Он вздохнул и попытался улыбнуться:
-- В том, чтобы быть одиноким странником в пустыне, есть свои
преимущества. Ты не находишь?
-- Конечно, но человек, в жилах которого течет королевская кровь, не
всегда волен выбирать свою судьбу.
Он снова вздохнул и сжал эфес своего огромного меча:
-- Ты не только хороший боевой товарищ, Майкл Кейн. Ты еще и надежный
друг.
Я сжал его руку и заглянул в глаза.
-- То же самое можно сказать и о тебе, брадхинак Гул Хаджи.
-- Надеюсь, -- сказал он.
Глава 3
Долг Гула Хаджи
Через несколько дней мы получили известие, что все орсилаки и силаки
предупреждены и через три дня соберутся для решающего совещания.
Эти три дня перед совещанием мы провели в обсуждении наших планов.

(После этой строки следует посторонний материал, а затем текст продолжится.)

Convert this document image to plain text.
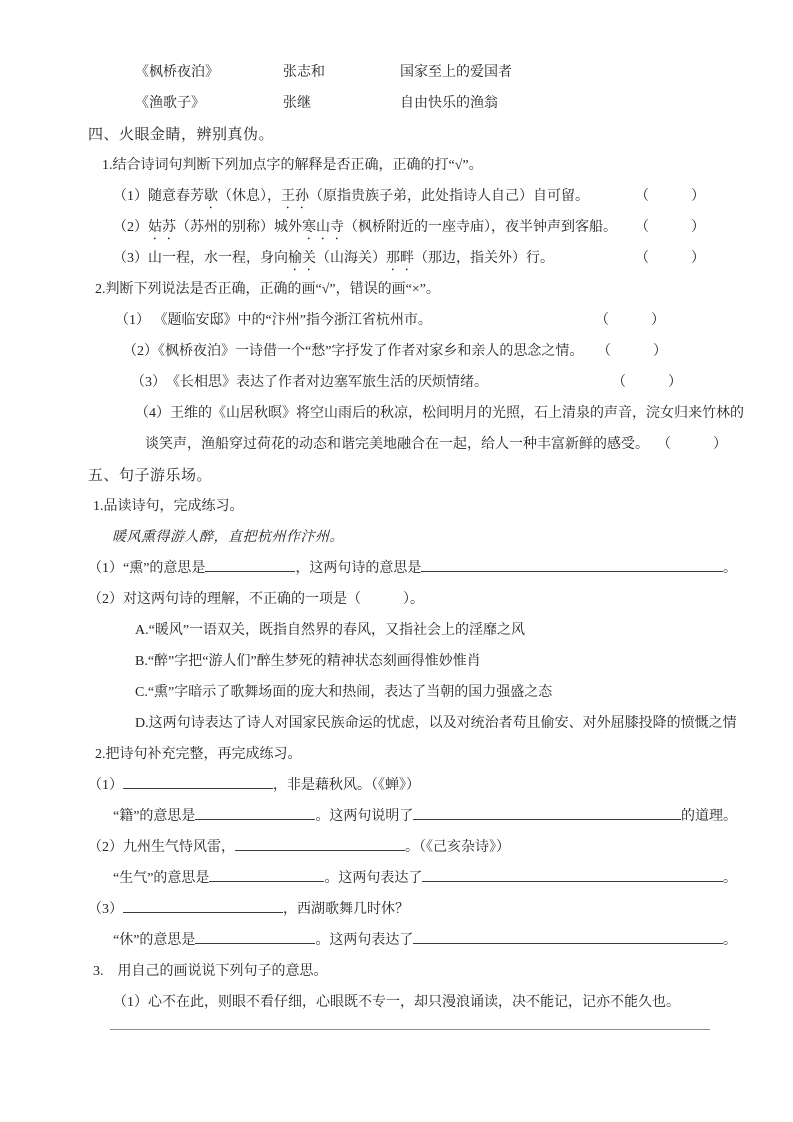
《枫桥夜泊》	张志和	国家至上的爱国者
《渔歌子》	张继	自由快乐的渔翁
四、火眼金睛，辨别真伪。
1.结合诗词句判断下列加点字的解释是否正确，正确的打“√”。
（1）随意春芳歇（休息），王孙（原指贵族子弟，此处指诗人自己）自可留。	（　　　）
（2）姑苏（苏州的别称）城外寒山寺（枫桥附近的一座寺庙），夜半钟声到客船。 （　　　）
（3）山一程，水一程，身向榆关（山海关）那畔（那边，指关外）行。	（　　　）
2.判断下列说法是否正确，正确的画“√”，错误的画“×”。
（1） 《题临安邸》中的“汴州”指今浙江省杭州市。	（　　　）
（2）《枫桥夜泊》一诗借一个“愁”字抒发了作者对家乡和亲人的思念之情。 （　　　）
（3）　《长相思》表达了作者对边塞军旅生活的厌烦情绪。	（　　　）
（4）王维的《山居秋暝》将空山雨后的秋凉，松间明月的光照，石上清泉的声音，浣女归来竹林的
谈笑声，渔船穿过荷花的动态和谐完美地融合在一起，给人一种丰富新鲜的感受。 （　　　）
五、句子游乐场。
1.品读诗句，完成练习。
暖风熏得游人醉，直把杭州作汴州。
（1）“熏”的意思是	，这两句诗的意思是	。
（2）对这两句诗的理解，不正确的一项是（　　　）。
A.“暖风”一语双关，既指自然界的春风，又指社会上的淫靡之风
B.“醉”字把“游人们”醉生梦死的精神状态刻画得惟妙惟肖
C.“熏”字暗示了歌舞场面的庞大和热闹，表达了当朝的国力强盛之态
D.这两句诗表达了诗人对国家民族命运的忧虑，以及对统治者苟且偷安、对外屈膝投降的愤慨之情
2.把诗句补充完整，再完成练习。
（1）	，非是藉秋风。（《蝉》）
“籍”的意思是	。这两句说明了	的道理。
（2）九州生气恃风雷，	。（《己亥杂诗》）
“生气”的意思是	。这两句表达了	。
（3）	，西湖歌舞几时休？
“休”的意思是	。这两句表达了	。
3.　用自己的画说说下列句子的意思。
（1）心不在此，则眼不看仔细，心眼既不专一，却只漫浪诵读，决不能记，记亦不能久也。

Отдыхали мы мало, и все свободное время Гул Хаджи проводил с Орой Лиз. Как и
любому мужчине, ему льстило ее восхищение, и он просто купался в нем. Я
чувствовал, что ничего хорошего из этого не могло выйти, но не мог его
винить. Если бы я сам попал в такую ситуацию -- разумеется, если бы до этого
не встретил Шизалу, -- то вел бы себя точно так же. По правде говоря, я и в
самом деле часто вел себя так, но в тех случаях на карту было поставлено
гораздо меньше.
Мне казалось, что мой друг давал Оре Лиз повод думать, что ее страсть
взаимна, но у меня не было случая сказать ему об этом.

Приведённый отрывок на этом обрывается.